### Indetify Candidates
This code filters all the indicators to those having at least 10000 and present the results in a stacked format

2021-09-14: DXG
First pass filtering data down to 60 potential components that have over 10000 observations per predicted variable.

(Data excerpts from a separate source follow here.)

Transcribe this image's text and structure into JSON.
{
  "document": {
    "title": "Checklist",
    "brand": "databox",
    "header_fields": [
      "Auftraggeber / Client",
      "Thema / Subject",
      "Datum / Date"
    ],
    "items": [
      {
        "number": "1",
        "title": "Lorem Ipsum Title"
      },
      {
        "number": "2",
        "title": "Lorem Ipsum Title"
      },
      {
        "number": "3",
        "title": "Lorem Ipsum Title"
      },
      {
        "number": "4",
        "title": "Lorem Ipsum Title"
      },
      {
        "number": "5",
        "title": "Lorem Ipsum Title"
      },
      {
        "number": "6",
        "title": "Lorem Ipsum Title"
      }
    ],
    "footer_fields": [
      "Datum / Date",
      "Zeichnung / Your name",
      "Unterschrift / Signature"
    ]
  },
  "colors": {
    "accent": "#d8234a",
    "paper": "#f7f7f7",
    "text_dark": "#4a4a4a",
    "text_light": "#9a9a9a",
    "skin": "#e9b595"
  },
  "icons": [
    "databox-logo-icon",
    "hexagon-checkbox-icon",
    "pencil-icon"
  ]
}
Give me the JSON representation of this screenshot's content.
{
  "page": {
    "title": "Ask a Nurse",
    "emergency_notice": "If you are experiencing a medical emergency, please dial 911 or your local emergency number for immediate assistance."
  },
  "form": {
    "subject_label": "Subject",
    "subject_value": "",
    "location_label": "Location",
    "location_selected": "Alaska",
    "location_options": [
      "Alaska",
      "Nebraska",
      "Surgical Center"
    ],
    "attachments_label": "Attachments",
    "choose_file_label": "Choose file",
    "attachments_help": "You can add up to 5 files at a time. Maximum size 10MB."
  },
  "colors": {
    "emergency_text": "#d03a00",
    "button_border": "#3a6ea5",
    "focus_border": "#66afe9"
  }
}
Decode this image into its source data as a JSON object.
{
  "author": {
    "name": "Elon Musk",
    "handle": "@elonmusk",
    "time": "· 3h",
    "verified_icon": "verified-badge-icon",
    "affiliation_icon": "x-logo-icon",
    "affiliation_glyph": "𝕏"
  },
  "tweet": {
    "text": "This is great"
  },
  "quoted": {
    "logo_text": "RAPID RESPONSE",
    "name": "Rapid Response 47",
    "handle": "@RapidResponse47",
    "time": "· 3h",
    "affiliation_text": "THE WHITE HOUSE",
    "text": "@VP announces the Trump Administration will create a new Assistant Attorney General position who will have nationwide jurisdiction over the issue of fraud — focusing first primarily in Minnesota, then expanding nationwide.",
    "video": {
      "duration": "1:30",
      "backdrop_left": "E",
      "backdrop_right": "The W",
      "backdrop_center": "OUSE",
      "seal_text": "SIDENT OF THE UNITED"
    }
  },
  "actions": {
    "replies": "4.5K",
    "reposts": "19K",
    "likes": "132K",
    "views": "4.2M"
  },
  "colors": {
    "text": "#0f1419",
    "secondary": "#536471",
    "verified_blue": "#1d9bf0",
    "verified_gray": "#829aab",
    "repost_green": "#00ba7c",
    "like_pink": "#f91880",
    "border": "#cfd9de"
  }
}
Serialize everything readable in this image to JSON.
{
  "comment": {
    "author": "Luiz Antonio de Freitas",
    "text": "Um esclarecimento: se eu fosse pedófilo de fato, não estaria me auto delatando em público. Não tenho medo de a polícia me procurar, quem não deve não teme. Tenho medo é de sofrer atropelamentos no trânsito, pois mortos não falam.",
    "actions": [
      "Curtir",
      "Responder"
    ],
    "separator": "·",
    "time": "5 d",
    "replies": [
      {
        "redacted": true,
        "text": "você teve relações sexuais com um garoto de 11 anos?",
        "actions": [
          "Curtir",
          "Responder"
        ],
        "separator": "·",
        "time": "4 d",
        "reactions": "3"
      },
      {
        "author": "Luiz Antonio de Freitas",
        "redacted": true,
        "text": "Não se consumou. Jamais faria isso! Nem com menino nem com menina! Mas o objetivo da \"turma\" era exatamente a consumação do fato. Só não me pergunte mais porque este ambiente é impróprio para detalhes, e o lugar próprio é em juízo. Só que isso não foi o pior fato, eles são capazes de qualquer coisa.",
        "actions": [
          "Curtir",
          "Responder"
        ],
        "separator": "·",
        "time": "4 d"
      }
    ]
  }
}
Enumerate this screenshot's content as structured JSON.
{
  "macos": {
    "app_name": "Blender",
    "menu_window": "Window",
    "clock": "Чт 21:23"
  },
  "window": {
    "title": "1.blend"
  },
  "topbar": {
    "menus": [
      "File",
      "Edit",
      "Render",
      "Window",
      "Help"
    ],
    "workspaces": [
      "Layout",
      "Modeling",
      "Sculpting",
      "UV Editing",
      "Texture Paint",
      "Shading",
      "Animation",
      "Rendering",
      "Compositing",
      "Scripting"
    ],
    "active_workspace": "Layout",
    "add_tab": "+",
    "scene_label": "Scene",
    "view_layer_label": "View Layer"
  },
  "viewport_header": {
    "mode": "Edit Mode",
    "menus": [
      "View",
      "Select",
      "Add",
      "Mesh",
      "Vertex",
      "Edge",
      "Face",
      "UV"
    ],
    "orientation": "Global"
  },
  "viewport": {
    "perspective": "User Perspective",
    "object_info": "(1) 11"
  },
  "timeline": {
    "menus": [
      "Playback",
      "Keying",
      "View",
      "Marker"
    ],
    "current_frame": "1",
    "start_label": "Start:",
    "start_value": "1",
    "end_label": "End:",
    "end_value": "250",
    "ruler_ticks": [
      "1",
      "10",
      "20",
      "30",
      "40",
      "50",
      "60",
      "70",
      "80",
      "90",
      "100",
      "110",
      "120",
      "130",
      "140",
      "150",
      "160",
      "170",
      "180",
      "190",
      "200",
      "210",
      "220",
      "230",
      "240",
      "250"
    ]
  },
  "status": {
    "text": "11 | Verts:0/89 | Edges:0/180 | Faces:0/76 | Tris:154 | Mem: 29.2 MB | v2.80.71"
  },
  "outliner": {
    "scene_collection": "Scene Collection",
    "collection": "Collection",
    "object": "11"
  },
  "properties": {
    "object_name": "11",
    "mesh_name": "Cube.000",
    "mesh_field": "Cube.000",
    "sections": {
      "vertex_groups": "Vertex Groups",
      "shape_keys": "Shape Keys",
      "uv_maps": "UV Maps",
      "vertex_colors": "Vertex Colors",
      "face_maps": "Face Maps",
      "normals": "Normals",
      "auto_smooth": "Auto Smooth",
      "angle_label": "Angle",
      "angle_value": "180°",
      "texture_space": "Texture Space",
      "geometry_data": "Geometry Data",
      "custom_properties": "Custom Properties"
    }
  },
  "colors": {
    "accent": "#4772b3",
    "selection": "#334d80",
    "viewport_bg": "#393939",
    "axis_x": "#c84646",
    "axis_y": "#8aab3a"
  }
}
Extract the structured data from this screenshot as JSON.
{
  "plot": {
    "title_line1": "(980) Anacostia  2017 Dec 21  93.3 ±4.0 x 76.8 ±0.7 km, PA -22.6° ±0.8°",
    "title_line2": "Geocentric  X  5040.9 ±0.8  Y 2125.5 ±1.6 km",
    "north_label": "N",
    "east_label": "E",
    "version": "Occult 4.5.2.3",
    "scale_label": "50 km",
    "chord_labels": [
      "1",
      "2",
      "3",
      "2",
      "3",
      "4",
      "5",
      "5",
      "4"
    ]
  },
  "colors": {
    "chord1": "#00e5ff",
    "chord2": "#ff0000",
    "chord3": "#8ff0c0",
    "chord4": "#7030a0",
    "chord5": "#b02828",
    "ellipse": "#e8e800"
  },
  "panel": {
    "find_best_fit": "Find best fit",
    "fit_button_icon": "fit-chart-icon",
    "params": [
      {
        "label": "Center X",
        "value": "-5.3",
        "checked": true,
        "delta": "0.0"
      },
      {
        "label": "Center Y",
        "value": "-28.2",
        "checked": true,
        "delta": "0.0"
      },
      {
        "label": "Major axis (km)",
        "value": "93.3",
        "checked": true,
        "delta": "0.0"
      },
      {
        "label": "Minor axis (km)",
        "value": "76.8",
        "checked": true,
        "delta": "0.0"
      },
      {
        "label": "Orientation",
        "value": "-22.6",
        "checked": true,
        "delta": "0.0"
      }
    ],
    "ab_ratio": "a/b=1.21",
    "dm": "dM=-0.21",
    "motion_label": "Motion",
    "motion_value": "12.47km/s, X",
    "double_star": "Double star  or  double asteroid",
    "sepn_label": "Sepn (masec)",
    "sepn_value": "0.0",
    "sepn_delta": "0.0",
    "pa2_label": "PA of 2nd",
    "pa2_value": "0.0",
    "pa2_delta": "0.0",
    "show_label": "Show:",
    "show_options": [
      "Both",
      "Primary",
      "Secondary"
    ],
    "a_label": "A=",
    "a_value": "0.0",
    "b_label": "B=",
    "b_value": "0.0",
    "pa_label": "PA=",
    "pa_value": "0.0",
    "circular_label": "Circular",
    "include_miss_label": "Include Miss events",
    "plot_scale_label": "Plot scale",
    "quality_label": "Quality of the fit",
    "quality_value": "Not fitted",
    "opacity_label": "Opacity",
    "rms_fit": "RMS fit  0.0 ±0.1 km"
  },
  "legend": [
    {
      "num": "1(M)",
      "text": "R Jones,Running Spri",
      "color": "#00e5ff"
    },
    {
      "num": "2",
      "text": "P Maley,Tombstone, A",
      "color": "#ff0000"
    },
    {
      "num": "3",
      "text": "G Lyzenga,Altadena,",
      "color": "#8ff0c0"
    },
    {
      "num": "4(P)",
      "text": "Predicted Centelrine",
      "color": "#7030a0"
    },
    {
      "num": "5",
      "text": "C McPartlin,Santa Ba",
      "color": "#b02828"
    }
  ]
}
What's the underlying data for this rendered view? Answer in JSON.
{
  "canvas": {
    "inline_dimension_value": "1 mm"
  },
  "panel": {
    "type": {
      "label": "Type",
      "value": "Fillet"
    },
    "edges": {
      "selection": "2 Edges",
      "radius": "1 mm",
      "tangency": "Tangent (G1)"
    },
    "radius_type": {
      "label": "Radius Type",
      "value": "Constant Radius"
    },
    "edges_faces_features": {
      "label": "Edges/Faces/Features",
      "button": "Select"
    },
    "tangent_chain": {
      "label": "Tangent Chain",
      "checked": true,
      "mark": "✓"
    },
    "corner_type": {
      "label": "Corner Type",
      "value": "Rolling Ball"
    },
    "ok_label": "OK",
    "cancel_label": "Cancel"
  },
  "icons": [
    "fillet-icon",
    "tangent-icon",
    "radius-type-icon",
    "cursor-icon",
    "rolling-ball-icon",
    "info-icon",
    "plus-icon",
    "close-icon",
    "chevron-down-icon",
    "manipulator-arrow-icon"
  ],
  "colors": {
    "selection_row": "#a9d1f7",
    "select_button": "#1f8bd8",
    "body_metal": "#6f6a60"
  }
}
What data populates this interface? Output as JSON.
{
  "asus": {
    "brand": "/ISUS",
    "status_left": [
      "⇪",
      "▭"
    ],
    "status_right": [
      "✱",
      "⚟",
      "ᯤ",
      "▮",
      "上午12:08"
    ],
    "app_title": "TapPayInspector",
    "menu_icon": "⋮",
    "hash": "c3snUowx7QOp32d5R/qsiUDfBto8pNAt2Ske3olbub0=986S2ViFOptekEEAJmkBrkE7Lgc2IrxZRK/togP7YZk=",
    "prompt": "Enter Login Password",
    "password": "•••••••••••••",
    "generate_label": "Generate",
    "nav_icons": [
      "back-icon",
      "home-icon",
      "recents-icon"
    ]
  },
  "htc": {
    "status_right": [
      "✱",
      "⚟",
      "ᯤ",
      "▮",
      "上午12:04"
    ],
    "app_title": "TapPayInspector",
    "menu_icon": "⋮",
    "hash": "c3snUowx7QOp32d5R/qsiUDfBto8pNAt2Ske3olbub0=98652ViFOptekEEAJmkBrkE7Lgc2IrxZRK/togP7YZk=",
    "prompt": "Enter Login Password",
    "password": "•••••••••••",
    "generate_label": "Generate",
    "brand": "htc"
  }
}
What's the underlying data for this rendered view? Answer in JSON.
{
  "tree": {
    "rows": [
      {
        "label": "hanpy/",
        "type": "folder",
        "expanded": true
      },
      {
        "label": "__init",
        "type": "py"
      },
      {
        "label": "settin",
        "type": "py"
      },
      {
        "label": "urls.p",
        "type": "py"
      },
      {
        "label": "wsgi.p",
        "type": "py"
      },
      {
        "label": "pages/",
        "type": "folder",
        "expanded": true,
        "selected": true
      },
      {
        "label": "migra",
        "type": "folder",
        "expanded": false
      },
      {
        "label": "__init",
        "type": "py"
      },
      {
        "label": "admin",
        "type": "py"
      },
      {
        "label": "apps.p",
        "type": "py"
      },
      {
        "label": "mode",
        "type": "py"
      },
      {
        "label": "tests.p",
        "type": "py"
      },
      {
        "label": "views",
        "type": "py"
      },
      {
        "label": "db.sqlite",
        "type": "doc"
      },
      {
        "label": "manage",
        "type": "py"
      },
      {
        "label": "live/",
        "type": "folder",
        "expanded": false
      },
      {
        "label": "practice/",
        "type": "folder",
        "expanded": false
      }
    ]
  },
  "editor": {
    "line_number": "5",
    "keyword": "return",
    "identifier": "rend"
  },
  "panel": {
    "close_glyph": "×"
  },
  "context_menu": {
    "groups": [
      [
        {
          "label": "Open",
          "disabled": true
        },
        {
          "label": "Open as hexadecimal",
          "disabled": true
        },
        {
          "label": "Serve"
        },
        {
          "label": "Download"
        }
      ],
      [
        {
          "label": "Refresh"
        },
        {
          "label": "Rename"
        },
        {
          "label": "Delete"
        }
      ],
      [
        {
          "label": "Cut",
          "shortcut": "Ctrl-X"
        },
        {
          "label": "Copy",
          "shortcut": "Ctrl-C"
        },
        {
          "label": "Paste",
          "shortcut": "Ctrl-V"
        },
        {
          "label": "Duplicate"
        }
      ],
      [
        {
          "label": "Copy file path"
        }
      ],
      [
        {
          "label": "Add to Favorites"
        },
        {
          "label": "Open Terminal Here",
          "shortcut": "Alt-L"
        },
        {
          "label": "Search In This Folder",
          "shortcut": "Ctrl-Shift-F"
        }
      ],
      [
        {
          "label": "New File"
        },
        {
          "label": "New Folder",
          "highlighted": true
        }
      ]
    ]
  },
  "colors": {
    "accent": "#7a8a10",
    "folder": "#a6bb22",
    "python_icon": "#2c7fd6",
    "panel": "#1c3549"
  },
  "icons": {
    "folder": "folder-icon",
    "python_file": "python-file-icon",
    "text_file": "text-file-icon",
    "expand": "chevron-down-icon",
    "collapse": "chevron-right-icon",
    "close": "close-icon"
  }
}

Stacked version of data is in dataSetForModelling.csv

2021-09-21: DXG
Modified to pivot stacked data into wide format with no na's
finalDataSetForModelling has the following columns:
CountryName,Year,Life expectancy at birth, total (years), +60 predictors


In [1]:
import pandas as pd

In [2]:
df = pd.read_csv('indicators.csv')

In [3]:
df.shape


(5656458, 6)

In [4]:
df.columns

Index(['CountryName', 'CountryCode', 'IndicatorName', 'IndicatorCode', 'Year',
       'Value'],
      dtype='object')

In [5]:
df_groupBy = df.groupby('IndicatorName').size().reset_index(name='counts').sort_values('counts')

In [6]:
df_groupBy.to_csv('IndicatorNameGroupedByCount.csv')

In [7]:
#use fairly arbitrary cutoff at 10000 observations per indicator
cutOff = 10000
df_groupByOver10000 = df_groupBy[df_groupBy['counts'] > cutOff]

In [8]:
df_groupByOver10000.to_csv('IndicatorNameGroupedByCountOver' + str(cutOff) + '.csv')

In [9]:
#filter data to the cutoff limit
df_groupByOver10000.shape

(63, 2)

In [10]:
filteredDataset = pd.merge(left=df,right=df_groupByOver10000)

In [11]:
filteredDataset.to_csv('filteredDataset.csv')

In [12]:
lifeExpectancyTotal = 'Life expectancy at birth, total (years)'
lifeExpectancyMale = 'Life expectancy at birth, male (years)'
lifeExpectancyFemale = 'Life expectancy at birth, female (years)'
dependentVariables = [lifeExpectancyTotal,lifeExpectancyMale,lifeExpectancyFemale]

In [13]:
dependentVariables

['Life expectancy at birth, total (years)',
 'Life expectancy at birth, male (years)',
 'Life expectancy at birth, female (years)']

In [14]:
#now need to split dataset into the indepedent and dependent sets
independentDataRaw = filteredDataset[filteredDataset.IndicatorName.isin(dependentVariables)]

In [15]:
dependentData = filteredDataset[~filteredDataset.IndicatorName.isin(dependentVariables)]

In [16]:
independentDataRawPivoted = pd.pivot(independentDataRaw,values='Value',index=['CountryName','CountryCode','Year'], columns='IndicatorName')

In [17]:
independentDataRawPivotedFlattened = independentDataRawPivoted.reset_index(level=[0,1])

In [18]:
independentDataRawPivotedFlattened.columns.to_flat_index()
independentData = pd.DataFrame(independentDataRawPivotedFlattened.to_records())

In [19]:
independentData
dataSetForModelling =  pd.merge(left=dependentData,right=independentData)

In [20]:
dataSetForModelling.to_csv('datasetForFeatureSelection.csv')

In [21]:
cleanedDataSetForModelling = dataSetForModelling.drop(['IndicatorCode', 'counts'], axis=1)

In [22]:
#cleanedDataSetForModelling

In [49]:
finalDataSetForModelling = cleanedDataSetForModelling.pivot(index=['CountryName','Year','Life expectancy at birth, total (years)'], columns='IndicatorName', values='Value')

In [50]:
finalDataSetForModelling = finalDataSetForModelling.reset_index().dropna()

In [51]:
finalDataSetForModelling = finalDataSetForModelling.reset_index().drop(['index'], axis=1)

In [53]:
finalDataSetForModelling.shape
# CountryName,Year,Life expectancy at birth, total (years), +60 predictors

(6259, 63)

### Add column for overall average and average per year

In [62]:
meanByYear = finalDataSetForModelling[['Year','Life expectancy at birth, total (years)']].groupby('Year').mean().reset_index()
meanOverall = finalDataSetForModelling[['Life expectancy at birth, total (years)']].mean()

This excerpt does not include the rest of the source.